In 1988, 2 acres and 797 guest rooms were added to the hotel. The Cascades Atrium was built, including a 3.5-story waterfall and more than 8,000 tropical plants. The Cascades Lobby expanded to 24 check-in stations that could check in 580 guests per hour when necessary.
A 4.5-acre expansion completed in 1996 doubled the size of the resort, adding approximately 1,000 guest rooms, 10 meeting rooms, a 289,000-square-foot exhibit hall and a 57,000-square-foot ballroom. The trademark feature of this addition was the Cajun-themed Delta Atrium, which incorporated a quarter-mile-long indoor river. Flatboats were introduced to carry guests along the river, and past a water feature that included jets which were choreographed to music. When the expansion was christened, water samples from more than 1,700 rivers throughout the world were poured into the Delta River. The Old Hickory Steak House, built to resemble an antebellum-style mansion, was also added.
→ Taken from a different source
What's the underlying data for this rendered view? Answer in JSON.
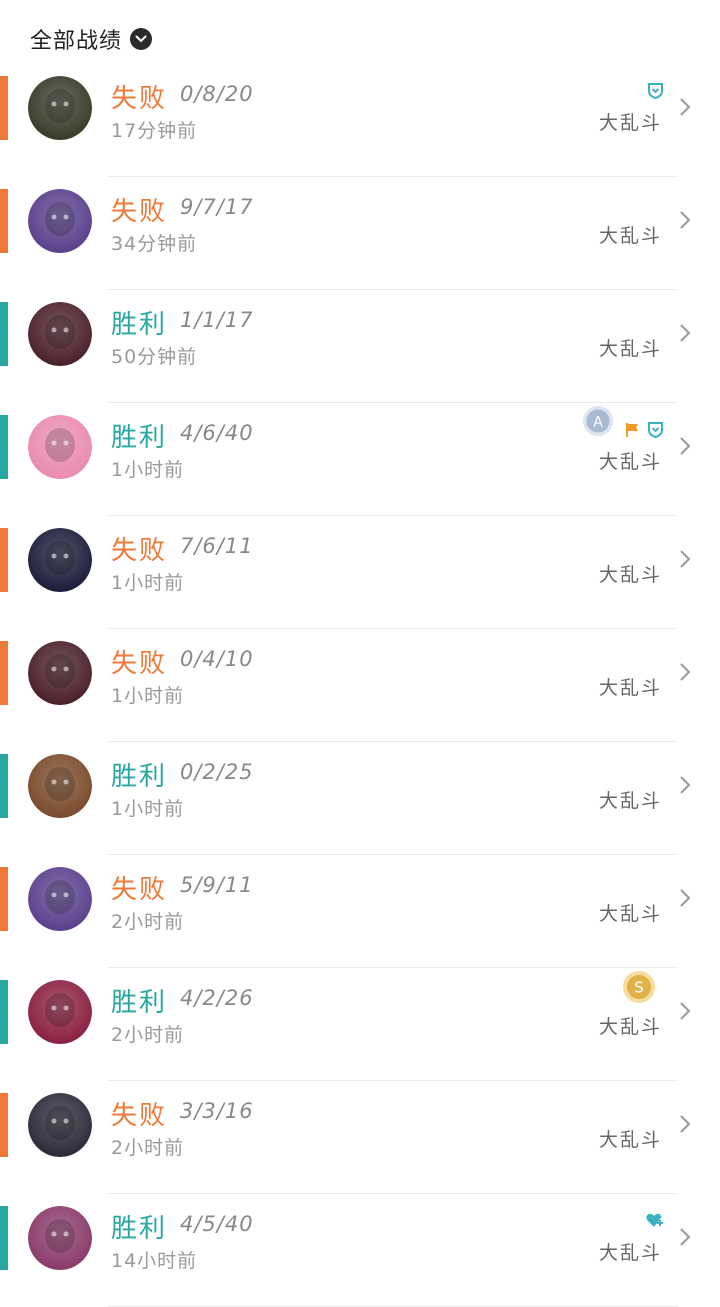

On October 26, 2001, Opryland Hotel Nashville was rebranded as Gaylord Opryland Resort & Convention Center, taking its name from its corporate parent. Company officials at the time stated that the "Opryland" branding was strong to Nashville, but did not fit with projects in other parts of the United States.
According to a 2003 press release, Gaylord Opryland planned to build a 5,000-seat amphitheatre on the site in the near future, but those plans seem to have been abandoned in favor of a convention center expansion.
On May 2, 2010, a flood devastated Nashville and caused considerable damage to the Opryland Hotel. Guests were evacuated as the flood waters rose as high as 10 feet in some parts of the hotel. The hotel underwent renovations and reopened Nov. 15, 2010. Repairs and renovations to the famed hotel included the addition of five restaurants and restoration of the atriums and guest rooms.
On January 19, 2012, Gaylord Entertainment announced a new partnership with Dolly Parton's The Dollywood Company to build a new water and seasonal snow park on acreage the company owns across Briley Parkway from Gaylord Opryland. The $50 Million Phase 1 of the overall project was expected to open in Spring of 2014. On September 28, 2012, Dolly decided to withdraw her partnership in the new Nashville theme park.

Wi-fi Jamming Controversy

On October 3, 2014, the U.S. Federal Communications Commission imposed a $600,000 fine on Marriott for willful interference with private Wi-fi hotspot connections linking its clients' portable computers to client-owned mobile telephones in the hotel's convention space.
The scheme abused a "containment" feature of a Wi-Fi monitoring system which was designed for the nominally lawful purpose of removing unwanted "rogue access points" from corporations' own local area networks. Marriott misused the system to send spurious de-authentication packets to client-owned wireless access points, which is unlawful as these are not part of Marriott's network but are owned by individual mobile subscribers. The fraudulent packets, which dissociate consumers' devices from their own Wi-Fi hotspot access points, were sent deliberately as a means to force convention-goers to buy wireless Internet access from the hotel at rates from $250–1000 per access point.
According to FCC Enforcement Bureau Chief Travis LeBlanc, "It is unacceptable for any hotel to intentionally disable personal hotspots while also charging consumers and small businesses high fees to use the hotel's own Wi-Fi network. This practice puts consumers in the untenable position of either paying twice for the same service or forgoing Internet access altogether." Despite the substantial fine, Marriott continues to deny that its conduct is illegal, saying it was using FCC approved equipment to protect its customers from hackers.